Total income was up 15.7% to £13.7m due to sterling weakness. The board has declared an interim dividend of 5.25p per share, an increase of 5%. Return on ordinary activities before tax fell to £25.5m from for £75.5m.

While the company does not have a formal benchmark it said that total return was 4.8% against the FTSE All-World Index and 0% against the FTSE All-Share Index.

The trust said it's largest loss of £2.3m came from British Land as the company suffered from a change in perception towards the London property market and the potential threat of 'Brexit'.

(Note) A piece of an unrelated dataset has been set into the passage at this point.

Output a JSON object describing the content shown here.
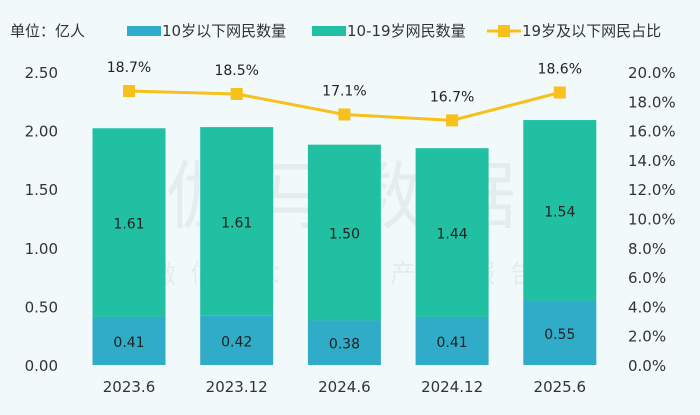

“The majority of other losses in the period came from our financial holdings, which reacted to both the actual or speculated imposition of negative interest rates as well as the prospect of losses from loans to commodity backed ventures,” the company said

“Most impacted were Japanese banks...but European holdings were also affected. Standard Life likewise reacted to the threat of negative interest rates and 'Brexit' and also a concern about the prospects for the flagship GARS fund.”

Scottish said the slowdown in the Chinese economy, despite some recent signs of stability, remained a source of concern while the outcome of the June 23 UK referendum on EU membership was “likely to influence sterling and has the potential to impact markets more generally”.